Short Talk: A Blocks-Based Introduction to Text Analysis

View on Snap!Con

Presented By: Clifford B Anderson, Sarah Burriss, Mark L Schoenfield, Brian Broll, Corey Brady


In this talk, we will present our ongoing work introducing computational thinking to humanists as part of the Computational Thinking and Learning Initiative (CTLI) at Vanderbilt University. Our approach was specifically tailored toward text analysis and exploring how quantitative approaches can complement existing qualitative techniques in literary scholarship. We found blocks-based programming effective in supporting a powerful paradigm of interaction and facilitated a deep understanding of the content. Furthermore, we explored the use of a blocks-based environment to facilitate the integration of a diverse set of related tools including data storage and exploration.

Liveness and tinkerability are common characteristics of blocks-based programming environments. These characteristics not only aid in making programming more accessible to novices but also lend themselves nicely to the introduction of computational thinking to humanists. Such characteristics can facilitate the “low threshold” probing of programs and programming concepts in a way that supports deeper understanding of the concepts and abstractions used in the program. This probing can be particularly valuable when introducing more complex concepts into the environment such as black box machine learning models. In these cases, the probing of the program can facilitate a better understanding of the models themselves and stimulate meaningful discussions about their strengths and weaknesses.

During our sessions, students were introduced to and explored text analysis techniques primarily through the creation of NetsBlox projects. These projects first introduced students to basic programming concepts and then incorporated text analysis concepts. The concepts enabled students to interact with machine learning models and a dataset of historical texts.

The first project was an intelligent typewriter which would color-code the student’s text based on the detected sentiment. The sentiment detection was performed using the ParallelDots API (available as a NetsBlox service). This was a simple project which provided multiple avenues for extension including the use of different intelligent features powered by the ParallelDots API. One such example is censoring abusive text. Furthermore, using the program itself enabled students to probe the model provided by ParallelDots to better understand its own sensitivities and limitations. An example of one such limitation discovered by a student was the poor performance on historical text which invoked a discussion about the influence of training data on statistical machine learning models.

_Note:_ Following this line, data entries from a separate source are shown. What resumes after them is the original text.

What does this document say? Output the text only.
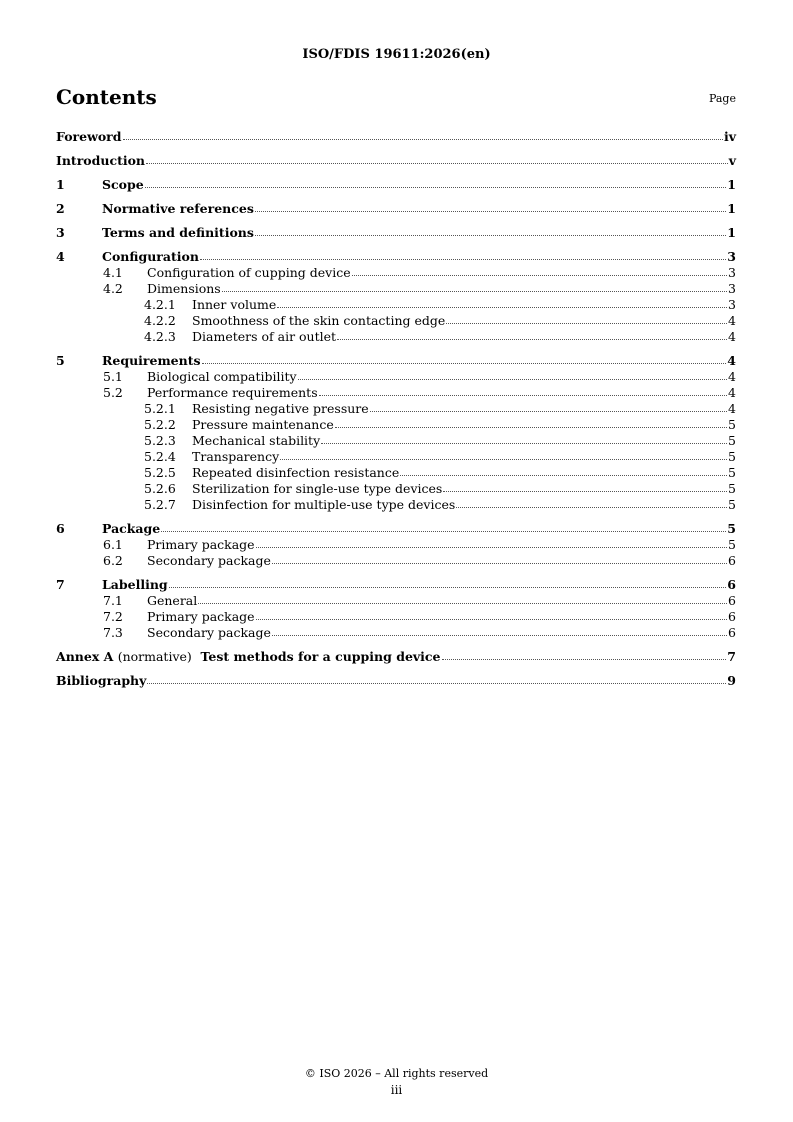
ISO/FDIS 19611:2026(en)
Contents	Page
Foreword	iv
Introduction	v
1	Scope	1
2	Normative references	1
3	Terms and definitions	1
4	Configuration	3
4.1	Configuration of cupping device	3
4.2	Dimensions	3
4.2.1	Inner volume	3
4.2.2	Smoothness of the skin contacting edge	4
4.2.3	Diameters of air outlet	4
5	Requirements	4
5.1	Biological compatibility	4
5.2	Performance requirements	4
5.2.1	Resisting negative pressure	4
5.2.2	Pressure maintenance	5
5.2.3	Mechanical stability	5
5.2.4	Transparency	5
5.2.5	Repeated disinfection resistance	5
5.2.6	Sterilization for single-use type devices	5
5.2.7	Disinfection for multiple-use type devices	5
6	Package	5
6.1	Primary package	5
6.2	Secondary package	6
7	Labelling	6
7.1	General	6
7.2	Primary package	6
7.3	Secondary package	6
Annex A (normative) Test methods for a cupping device	7
Bibliography	9
© ISO 2026 – All rights reserved
iii
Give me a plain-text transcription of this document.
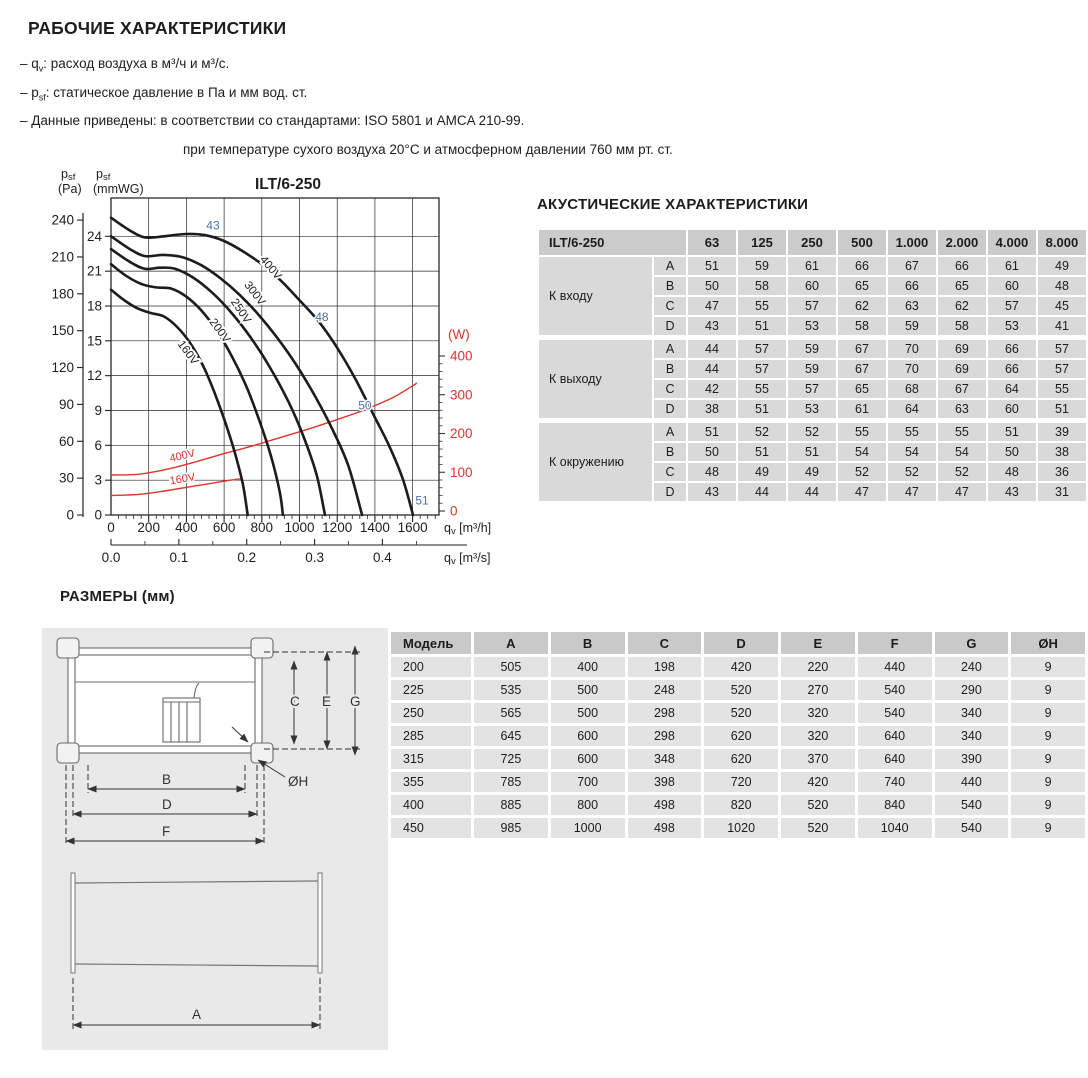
РАБОЧИЕ ХАРАКТЕРИСТИКИ
– $q_v$: расход воздуха в м³/ч и м³/с.
– $p_{sf}$: статическое давление в Па и мм вод. ст.
– Данные приведены: в соответствии со стандартами: ISO 5801 и AMCA 210-99.
при температуре сухого воздуха 20°C и атмосферном давлении 760 мм рт. ст.
0 200 400 600 800 1000 1200 1400 1600 qv [m³/h]
0.0	0.1	0.2	0.3	0.4	qv [m³/s]
0
30
60
90
120
150
180
210
240
psf
(Pa)
0
3
6
9
12
15
18
21
24
psf
(mmWG)
0
100
200
300
400
(W)
ILT/6-250
400V
160V
160V
200V
250V
300V
400V
43
48
50
51
АКУСТИЧЕСКИЕ ХАРАКТЕРИСТИКИ
ILT/6-250		63	125	250	500	1.000	2.000	4.000	8.000
К входу	A	51	59	61	66	67	66	61	49
	B	50	58	60	65	66	65	60	48
	C	47	55	57	62	63	62	57	45
	D	43	51	53	58	59	58	53	41
К выходу	A	44	57	59	67	70	69	66	57
	B	44	57	59	67	70	69	66	57
	C	42	55	57	65	68	67	64	55
	D	38	51	53	61	64	63	60	51
К окружению	A	51	52	52	55	55	55	51	39
	B	50	51	51	54	54	54	50	38
	C	48	49	49	52	52	52	48	36
	D	43	44	44	47	47	47	43	31
РАЗМЕРЫ (мм)
C E G
B
D
F
ØH
A
Модель	A	B	C	D	E	F	G	ØH
200	505	400	198	420	220	440	240	9
225	535	500	248	520	270	540	290	9
250	565	500	298	520	320	540	340	9
285	645	600	298	620	320	640	340	9
315	725	600	348	620	370	640	390	9
355	785	700	398	720	420	740	440	9
400	885	800	498	820	520	840	540	9
450	985	1000	498	1020	520	1040	540	9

The second project improved upon the first project by connecting to historical texts of interest stored in a BaseX database from within NetsBlox. Additionally, students were introduced to CODAP, an educational tool for data analysis, and used it from within the NetsBlox environment (via a custom library). These capabilities enabled both access to more relevant texts as well as rich data exploration of quantified features of historical texts.

We believe that blocks-based programming environments share many qualities that make them well suited for introducing computational thinking across a range of academic disciplines, a core objective of the CTLI. In this talk, we will present this work in more detail as well as ongoing efforts on introducing more advanced text analysis topics such as word embeddings and dimensionality reduction to humanists.